僕の知るテキヤ像が東西どちらのものかわからないが、地元の祭りではいったいどこから現れたのかというようなヤクザまがいの人が大量にあらわれる。まさに「テキヤはどこからやってくるのか」であるが、地元にもいるし、他所からも来る、そしてそれらはテキヤ界ではしっかり区別されているし、また地元もひといろではない。
完全にフリーランスでどこにも属さないテキヤと言うのはほとんどいない一方で、テキヤの素性は7割商人、3割ヤクザだとか。そして親分が白いといえばカラスも白い世界。研究文献でもテキヤ界隈は社会病理(は言い過ぎで、社会問題、というようだが)とされていたりする。
きちんと口上が述べられて初めて一人前のテキヤだというが、今時のテキヤを見ると、ひたすらスマホをいじっている若いやつが目立つ。果たしてこの人達、口上述べられるのかなあ。とはいうものの、3割ヤクザ、というのは実にいい。
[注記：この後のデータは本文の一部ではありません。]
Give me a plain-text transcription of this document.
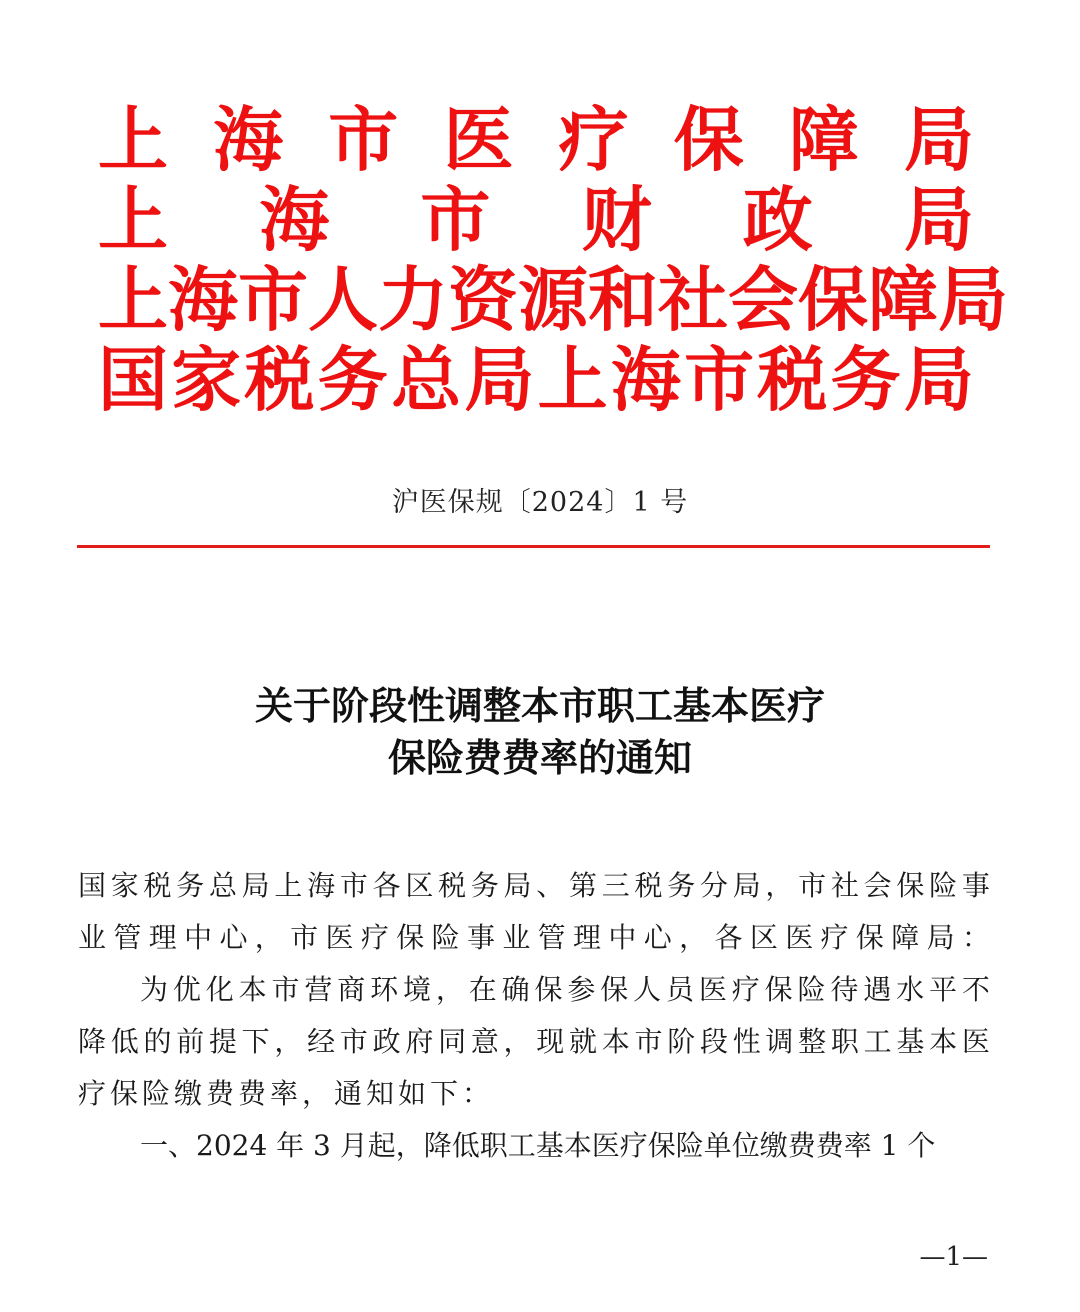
上 海 市 医 疗 保 障 局
上 海 市 财 政 局
上 海 市 人 力 资 源 和 社 会 保 障 局
国 家 税 务 总 局 上 海 市 税 务 局
沪医保规〔2024〕1 号
关于阶段性调整本市职工基本医疗
保险费费率的通知
国 家 税 务 总 局 上 海 市 各 区 税 务 局 、 第 三 税 务 分 局 ， 市 社 会 保 险 事
业 管 理 中 心 ， 市 医 疗 保 险 事 业 管 理 中 心 ， 各 区 医 疗 保 障 局 ：
为 优 化 本 市 营 商 环 境 ， 在 确 保 参 保 人 员 医 疗 保 险 待 遇 水 平 不
降 低 的 前 提 下 ， 经 市 政 府 同 意 ， 现 就 本 市 阶 段 性 调 整 职 工 基 本 医
疗保险缴费费率，通知如下：
一、2024 年 3 月起，降低职工基本医疗保险单位缴费费率 1 个
—1—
3割はちょっと多い気もするが、1〜2割ぐらいは、そういうぐらいのほうが、何事もいい。けれど彼らは極道ではなく神農道である。人には、そういう○○道が何割かはあったほうが、やはりいい。
近現代、というけれど現代より近代のことが印象的で、もう少し現代のテキヤのことを知りたかった気もするが、実のところ、あんまり詳しくわからないほうが素敵な存在でもあろう。研究とエンターテイメントはわけねばならないが、当のテキヤ自身が研究所は読んでくれないのだとか。むう…。